Часом позже на улице Вивьен, заломив крыло своей андалузской шляпы, Паскуаль Рапосо наблюдает за тем, как гаснет свет в окнах академиков в гостинице «Кур-де-Франс». Затем бросает сигарету, топчет ее каблуком сапога и, завернувшись в шинель, неторопливо удаляется. По правде сказать, сегодняшняя слежка не так уж необходима; все и так схвачено: полицейский Мило и его агенты постоянно сообщают Рапосо, чем именно адмирал и академик в данный момент занимаются в городе. Но иногда – так было в предыдущие ночи – бывший кавалерист заранее знает, что не сумеет уснуть: проведет несколько часов без сна, мучимый изжогой и болью в желудке, бесцельно слоняясь по комнате или покуривая в окошко. Вот почему он не торопится улечься под простыни, пока сон не заявит о себе более решительно, чтобы не встретить рассвет в изнуряющей бессоннице, от которой в голове все путается, во рту пересыхает, а глаза наливаются кровью.
Даже воспоминание о Генриетте Барбу, дочке хозяина пансиона, не в силах отвлечь его от тягостных мыслей. В это время, прикидывает Рапосо, малышка могла бы пробраться к нему в комнату, босиком, чтобы не шуметь, в ночной рубашке и с зажженной свечой в руке, готовая улечься с ним в постель, – эта мысль вызывает у него внезапную яростную эрекцию. Не далее как сегодня вечером он получил щедрый аванс, обнаружив ее стоящей на коленях с ведром и тряпкой в руках: она мыла лестницу, между ними завязалась небольшая потасовка, и она пообещала завершить ее должным образом при первой же удобной возможности. Однако даже это не может сейчас воодушевить Рапосо. Еще слишком рано; если не для него самого – хотя лишения тяжелой жизни постепенно сказываются на его самочувствии, и утомление, не имеющее ничего общего с сонливостью, с каждым днем наступает все раньше, – то однозначно для его желудка, беспокойной головы и призраков, которые к нему являются или же он сам их порождает. И вот, не торопясь, Рапосо направляется туда, где, как он знает, его приятель Мило имеет обыкновение завершать дежурство: в один из кабаков, которых целое множество раскинулось вокруг Ле-Алль, сердца парижских рынков.

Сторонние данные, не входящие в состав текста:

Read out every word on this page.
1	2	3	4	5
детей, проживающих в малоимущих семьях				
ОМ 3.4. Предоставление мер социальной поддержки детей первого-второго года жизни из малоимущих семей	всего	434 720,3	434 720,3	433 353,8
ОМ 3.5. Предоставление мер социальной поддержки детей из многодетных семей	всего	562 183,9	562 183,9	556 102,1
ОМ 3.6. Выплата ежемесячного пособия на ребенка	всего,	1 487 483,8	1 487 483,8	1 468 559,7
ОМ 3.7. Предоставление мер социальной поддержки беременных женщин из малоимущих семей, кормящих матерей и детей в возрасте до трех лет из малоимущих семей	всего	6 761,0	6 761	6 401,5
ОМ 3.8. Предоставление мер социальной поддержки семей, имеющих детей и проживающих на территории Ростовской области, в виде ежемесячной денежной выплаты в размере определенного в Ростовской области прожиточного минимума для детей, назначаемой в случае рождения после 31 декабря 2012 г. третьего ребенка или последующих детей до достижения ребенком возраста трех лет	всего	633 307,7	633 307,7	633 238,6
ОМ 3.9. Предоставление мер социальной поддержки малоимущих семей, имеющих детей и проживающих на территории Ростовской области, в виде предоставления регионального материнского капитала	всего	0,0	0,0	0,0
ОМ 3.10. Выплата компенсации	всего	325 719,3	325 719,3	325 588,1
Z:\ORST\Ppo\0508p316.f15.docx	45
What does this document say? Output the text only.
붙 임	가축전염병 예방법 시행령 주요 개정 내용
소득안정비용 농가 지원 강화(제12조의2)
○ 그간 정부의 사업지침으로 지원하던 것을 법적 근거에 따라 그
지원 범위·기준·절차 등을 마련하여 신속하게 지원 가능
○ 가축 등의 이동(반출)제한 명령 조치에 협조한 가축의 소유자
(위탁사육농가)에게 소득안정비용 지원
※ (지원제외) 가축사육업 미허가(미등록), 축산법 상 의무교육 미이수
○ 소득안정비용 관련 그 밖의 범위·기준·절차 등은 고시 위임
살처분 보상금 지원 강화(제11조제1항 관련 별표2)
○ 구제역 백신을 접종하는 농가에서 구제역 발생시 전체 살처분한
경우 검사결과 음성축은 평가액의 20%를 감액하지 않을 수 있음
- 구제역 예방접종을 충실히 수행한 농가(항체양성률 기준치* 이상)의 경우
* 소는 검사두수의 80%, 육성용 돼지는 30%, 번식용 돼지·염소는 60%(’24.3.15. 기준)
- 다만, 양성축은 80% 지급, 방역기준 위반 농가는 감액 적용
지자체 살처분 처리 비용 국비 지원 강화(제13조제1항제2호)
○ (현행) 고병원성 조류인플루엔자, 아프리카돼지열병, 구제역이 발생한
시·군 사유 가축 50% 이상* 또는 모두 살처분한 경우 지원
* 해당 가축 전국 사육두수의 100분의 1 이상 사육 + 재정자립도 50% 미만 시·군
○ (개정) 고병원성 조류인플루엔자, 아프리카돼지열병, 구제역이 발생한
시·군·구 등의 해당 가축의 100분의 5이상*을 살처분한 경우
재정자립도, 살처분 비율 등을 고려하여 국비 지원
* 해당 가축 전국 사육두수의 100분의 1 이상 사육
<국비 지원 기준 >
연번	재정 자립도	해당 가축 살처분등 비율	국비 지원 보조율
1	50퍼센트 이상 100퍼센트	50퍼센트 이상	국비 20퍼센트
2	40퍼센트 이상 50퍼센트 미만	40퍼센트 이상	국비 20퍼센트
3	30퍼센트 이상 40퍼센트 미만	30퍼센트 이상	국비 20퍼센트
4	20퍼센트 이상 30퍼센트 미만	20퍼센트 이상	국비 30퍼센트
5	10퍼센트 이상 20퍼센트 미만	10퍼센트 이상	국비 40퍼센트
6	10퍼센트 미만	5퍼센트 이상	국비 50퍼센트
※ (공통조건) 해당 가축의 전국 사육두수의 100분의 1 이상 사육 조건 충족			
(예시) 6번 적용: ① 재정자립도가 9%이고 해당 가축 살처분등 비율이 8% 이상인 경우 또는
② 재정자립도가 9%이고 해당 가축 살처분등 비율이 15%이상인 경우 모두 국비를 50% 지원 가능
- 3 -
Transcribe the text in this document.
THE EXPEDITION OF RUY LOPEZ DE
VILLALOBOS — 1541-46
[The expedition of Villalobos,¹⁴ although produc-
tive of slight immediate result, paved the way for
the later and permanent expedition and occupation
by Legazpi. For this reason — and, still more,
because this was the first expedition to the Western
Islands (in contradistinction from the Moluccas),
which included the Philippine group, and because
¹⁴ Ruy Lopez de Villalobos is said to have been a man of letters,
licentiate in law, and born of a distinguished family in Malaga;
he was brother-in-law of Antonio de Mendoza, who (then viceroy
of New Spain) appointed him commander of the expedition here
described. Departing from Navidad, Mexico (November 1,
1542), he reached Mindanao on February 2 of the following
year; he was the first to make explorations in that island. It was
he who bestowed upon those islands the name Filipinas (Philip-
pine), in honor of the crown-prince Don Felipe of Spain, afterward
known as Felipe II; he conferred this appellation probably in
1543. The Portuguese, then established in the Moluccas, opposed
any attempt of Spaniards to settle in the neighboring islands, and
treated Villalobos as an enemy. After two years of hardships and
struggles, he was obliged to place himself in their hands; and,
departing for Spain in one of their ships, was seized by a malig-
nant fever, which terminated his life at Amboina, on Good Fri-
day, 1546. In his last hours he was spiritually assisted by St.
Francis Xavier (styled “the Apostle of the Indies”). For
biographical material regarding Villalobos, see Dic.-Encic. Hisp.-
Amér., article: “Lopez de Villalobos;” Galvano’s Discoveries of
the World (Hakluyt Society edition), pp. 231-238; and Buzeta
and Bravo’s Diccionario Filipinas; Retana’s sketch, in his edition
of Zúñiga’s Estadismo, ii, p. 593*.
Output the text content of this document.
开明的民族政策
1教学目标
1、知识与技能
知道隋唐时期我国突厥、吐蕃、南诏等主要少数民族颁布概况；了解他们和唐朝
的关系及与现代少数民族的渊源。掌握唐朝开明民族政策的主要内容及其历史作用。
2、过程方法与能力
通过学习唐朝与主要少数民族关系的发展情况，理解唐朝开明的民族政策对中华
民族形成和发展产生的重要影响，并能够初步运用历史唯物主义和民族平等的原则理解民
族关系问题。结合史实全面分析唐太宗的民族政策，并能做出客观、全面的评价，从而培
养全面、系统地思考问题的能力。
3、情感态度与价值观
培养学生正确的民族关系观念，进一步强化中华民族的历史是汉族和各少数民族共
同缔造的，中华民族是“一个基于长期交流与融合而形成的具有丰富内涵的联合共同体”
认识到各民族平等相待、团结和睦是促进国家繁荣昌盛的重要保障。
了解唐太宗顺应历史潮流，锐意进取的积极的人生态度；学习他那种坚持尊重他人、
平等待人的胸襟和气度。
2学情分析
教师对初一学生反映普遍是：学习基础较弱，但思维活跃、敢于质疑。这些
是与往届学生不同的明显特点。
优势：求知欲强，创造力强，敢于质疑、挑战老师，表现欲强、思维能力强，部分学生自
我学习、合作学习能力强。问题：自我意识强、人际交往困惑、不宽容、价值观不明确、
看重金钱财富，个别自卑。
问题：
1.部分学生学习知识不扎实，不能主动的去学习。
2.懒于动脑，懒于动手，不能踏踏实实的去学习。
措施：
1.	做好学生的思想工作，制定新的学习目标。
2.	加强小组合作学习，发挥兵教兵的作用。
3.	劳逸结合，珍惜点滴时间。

Уже час ночи. На плохо освещенных улицах заметно некоторое оживление, возрастающее по мере того, как Рапосо приближается к злачному месту. В этот час каждую ночь четыре или пять тысяч крестьян прибывают в центр города верхом на мулах и в повозках, преодолевая расстояние в несколько лиг от своего дома, чтобы доставить в столицу зелень, бобы, фрукты, рыбу, яйца: все, что утром поступит на рынки, чтобы насытить бездонное чрево города. Вот почему этот район на правом берегу ночью выглядит оживленнее, чем днем. Телеги и животные перегораживают улицы. На Гренель, более освещенной в сравнении с остальными, открыто несколько харчевен; а в тесных переулках, погруженных в тень, смутно виднеются силуэты женщин, которые подстерегают пешеходов, призывно щелкая им вслед языком.
– Паскуаль, старый хрен! Как я рад тебя видеть!
На самом деле Мило употребил не «старый хрен», а более мягкое французское выражение. Ругательства и проклятия на языке Мольера всегда казались Рапосо слишком вялыми и не приносящими облегчения. Разве можно было сравнить их со звонким и смачным испанским матом, с помощью которого не слишком обремененному приличиями испанцу удается иногда хорошенько отвести душу? Вольно переводя привычные слова, Рапосо потихоньку приспосабливает неудачный язык для своих нужд.
– Надо бы выпить, – отзывается Рапосо.
– Лучшего места не найти, дружище. – Полицейский указывает тростью на дверь какого-то заведения. – Тебе чего больше хочется, красного или белого?
– Не будь идиотом, – фамильярничает Рапосо. – Сейчас время агуардиенте.
Он знает, что крепкое спиртное только усилит боль в желудке, однако ему все равно. На своем казарменном французском он употребил слово emproseuries: по сравнению со жгучим испанским аналогом – «агуардиенте», пресное французское словцо кажется почти бесцветным – Laisse tomber avec tes emproseuries, говорит он. Мило хохочет, затем ведет его внутрь кабака, откуда крепко пахнет табачным дымом и немытым телом. Заметив вошедшего полицейского, хозяин поспешно освобождает один из столов в углу, придвигает два табурета, и они усаживаются.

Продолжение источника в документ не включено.